After this experience, I told my friends in Wake Forest and they were moved to join me in creating a chapter. In January 2016 we re-decorated our first room in a Raleigh shelter for victims of domestic violence.
We could not do this work without the help of our volunteers – 20 strong now in Wake Forest – and our sponsors who donate to us. We were given our first set of tools from Jarco Supply in Youngsville and Brandywine Homes provided us with paint. Morgan Womble Group and Capital City Homes have also supported us.
We have also begun reaching out to community groups to get more people involved of all ages and walks of life. Two clubs of kids from Heritage Middle School (the Global Citizen Club and the Crafting for the Community Club) are making holiday ornaments to sell at local markets to raise funds, for example.
There’s more to do, however. The shelter is in desperate need of new kitchens and bathrooms, and this is work that requires more funding than we can raise through yard sales. Thus we are on the lookout for corporate sponsors who may wish to help.
Overall, A Lotta Love as an organization is maturing beyond re-decorating. All chapters are taking an integrated approach with shelter partnerships (encouraging shelters to teach life skills, organizational habits and provide other resources to help residents achieve long-term success). Efforts, led by Lotta, are also underway to research and understand both the spectrum of needs as well as how our work is helping the residents. Early results from this research are showing a marked difference in psychological well-being, feelings of safety and more.
One of the most powerful things is to walk into these newly decorated rooms to see signs of ownership; photographs in frames and children’s artwork on the walls. This is evidence that families feel like they have a home and not just a temporary place to stay.
Perhaps the most rewarding is to see how the transformations impact the kids. Some of these kids have been sleeping in cars with their mothers prior to coming to the shelter. They may never have had their own bedside tables let alone beautiful blankets, a rug, books, and toys. Suddenly they do and the smiles just melt your heart.

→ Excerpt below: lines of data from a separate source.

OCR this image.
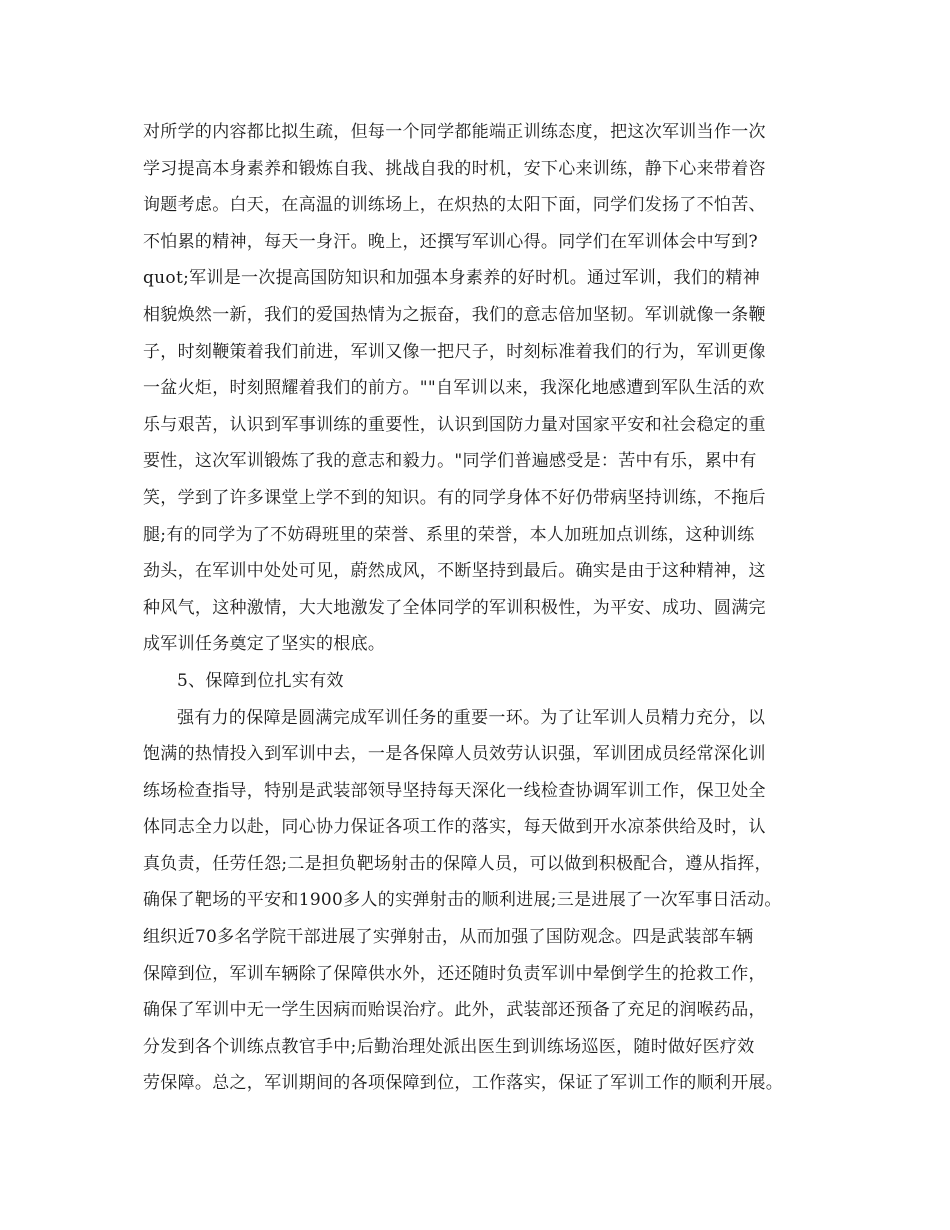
对所学的内容都比拟生疏，但每一个同学都能端正训练态度，把这次军训当作一次
学习提高本身素养和锻炼自我、挑战自我的时机，安下心来训练，静下心来带着咨
询题考虑。白天，在高温的训练场上，在炽热的太阳下面，同学们发扬了不怕苦、
不怕累的精神，每天一身汗。晚上，还撰写军训心得。同学们在军训体会中写到?
quot;军训是一次提高国防知识和加强本身素养的好时机。通过军训，我们的精神
相貌焕然一新，我们的爱国热情为之振奋，我们的意志倍加坚韧。军训就像一条鞭
子，时刻鞭策着我们前进，军训又像一把尺子，时刻标准着我们的行为，军训更像
一盆火炬，时刻照耀着我们的前方。""自军训以来，我深化地感遭到军队生活的欢
乐与艰苦，认识到军事训练的重要性，认识到国防力量对国家平安和社会稳定的重
要性，这次军训锻炼了我的意志和毅力。"同学们普遍感受是：苦中有乐，累中有
笑，学到了许多课堂上学不到的知识。有的同学身体不好仍带病坚持训练，不拖后
腿;有的同学为了不妨碍班里的荣誉、系里的荣誉，本人加班加点训练，这种训练
劲头，在军训中处处可见，蔚然成风，不断坚持到最后。确实是由于这种精神，这
种风气，这种激情，大大地激发了全体同学的军训积极性，为平安、成功、圆满完
成军训任务奠定了坚实的根底。
5、保障到位扎实有效
强有力的保障是圆满完成军训任务的重要一环。为了让军训人员精力充分，以
饱满的热情投入到军训中去，一是各保障人员效劳认识强，军训团成员经常深化训
练场检查指导，特别是武装部领导坚持每天深化一线检查协调军训工作，保卫处全
体同志全力以赴，同心协力保证各项工作的落实，每天做到开水凉茶供给及时，认
真负责，任劳任怨;二是担负靶场射击的保障人员，可以做到积极配合，遵从指挥，
确保了靶场的平安和1900多人的实弹射击的顺利进展;三是进展了一次军事日活动。
组织近70多名学院干部进展了实弹射击，从而加强了国防观念。四是武装部车辆
保障到位，军训车辆除了保障供水外，还还随时负责军训中晕倒学生的抢救工作，
确保了军训中无一学生因病而贻误治疗。此外，武装部还预备了充足的润喉药品，
分发到各个训练点教官手中;后勤治理处派出医生到训练场巡医，随时做好医疗效
劳保障。总之，军训期间的各项保障到位，工作落实，保证了军训工作的顺利开展。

Lotta’s work on the Wren House, a shelter serving children 10 to 17 years old, is particularly moving. Thanks to generous donations, Lotta was able to re-decorate the whole residence, creating a room for children to do homework, a dining room for family style dinners, a home away from home.

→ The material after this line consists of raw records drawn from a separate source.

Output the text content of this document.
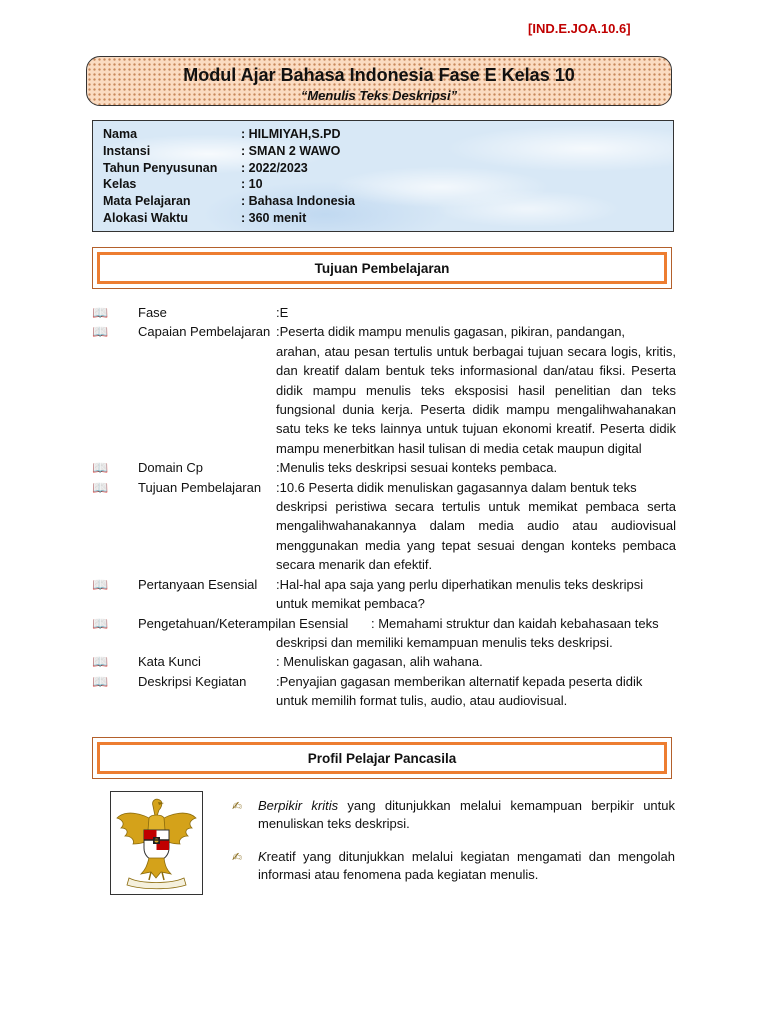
[IND.E.JOA.10.6]
Modul Ajar Bahasa Indonesia Fase E Kelas 10
“Menulis Teks Deskripsi”
Nama	: HILMIYAH,S.PD
Instansi	: SMAN 2 WAWO
Tahun Penyusunan	: 2022/2023
Kelas	: 10
Mata Pelajaran	: Bahasa Indonesia
Alokasi Waktu	: 360 menit
Tujuan Pembelajaran
📖	Fase	:E
📖	Capaian Pembelajaran :Peserta didik mampu menulis gagasan, pikiran, pandangan,
arahan, atau pesan tertulis untuk berbagai tujuan secara logis, kritis, dan kreatif dalam bentuk teks informasional dan/atau fiksi. Peserta didik mampu menulis teks eksposisi hasil penelitian dan teks fungsional dunia kerja. Peserta didik mampu mengalihwahanakan satu teks ke teks lainnya untuk tujuan ekonomi kreatif. Peserta didik mampu menerbitkan hasil tulisan di media cetak maupun digital
📖	Domain Cp	:Menulis teks deskripsi sesuai konteks pembaca.
📖	Tujuan Pembelajaran	:10.6 Peserta didik menuliskan gagasannya dalam bentuk teks
deskripsi peristiwa secara tertulis untuk memikat pembaca serta mengalihwahanakannya dalam media audio atau audiovisual menggunakan media yang tepat sesuai dengan konteks pembaca secara menarik dan efektif.
📖	Pertanyaan Esensial	:Hal-hal apa saja yang perlu diperhatikan menulis teks deskripsi
untuk memikat pembaca?
📖	Pengetahuan/Keterampilan Esensial	: Memahami struktur dan kaidah kebahasaan teks
deskripsi dan memiliki kemampuan menulis teks deskripsi.
📖	Kata Kunci	: Menuliskan gagasan, alih wahana.
📖	Deskripsi Kegiatan	:Penyajian gagasan memberikan alternatif kepada peserta didik
untuk memilih format tulis, audio, atau audiovisual.
Profil Pelajar Pancasila
✍	Berpikir kritis yang ditunjukkan melalui kemampuan berpikir untuk menuliskan teks deskripsi.
✍	Kreatif yang ditunjukkan melalui kegiatan mengamati dan mengolah informasi atau fenomena pada kegiatan menulis.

All gifts are tax-deductible, and each bedroom costs $600 to re-decorate. There is also tremendous need to re-do the shelter’s six bathrooms and three kitchens, all of which are very old; our goal is to re-do these by end of the year 2019 and for these projects, we will need corporate sponsors.
Finally, we met recently with the family of Lauren Hugelmaier, a Wake Forest resident who was murdered by her husband last year. The family toured the shelter with us and we are working on a collaborative project in memory of Lauren; we will have more details on this to share soon.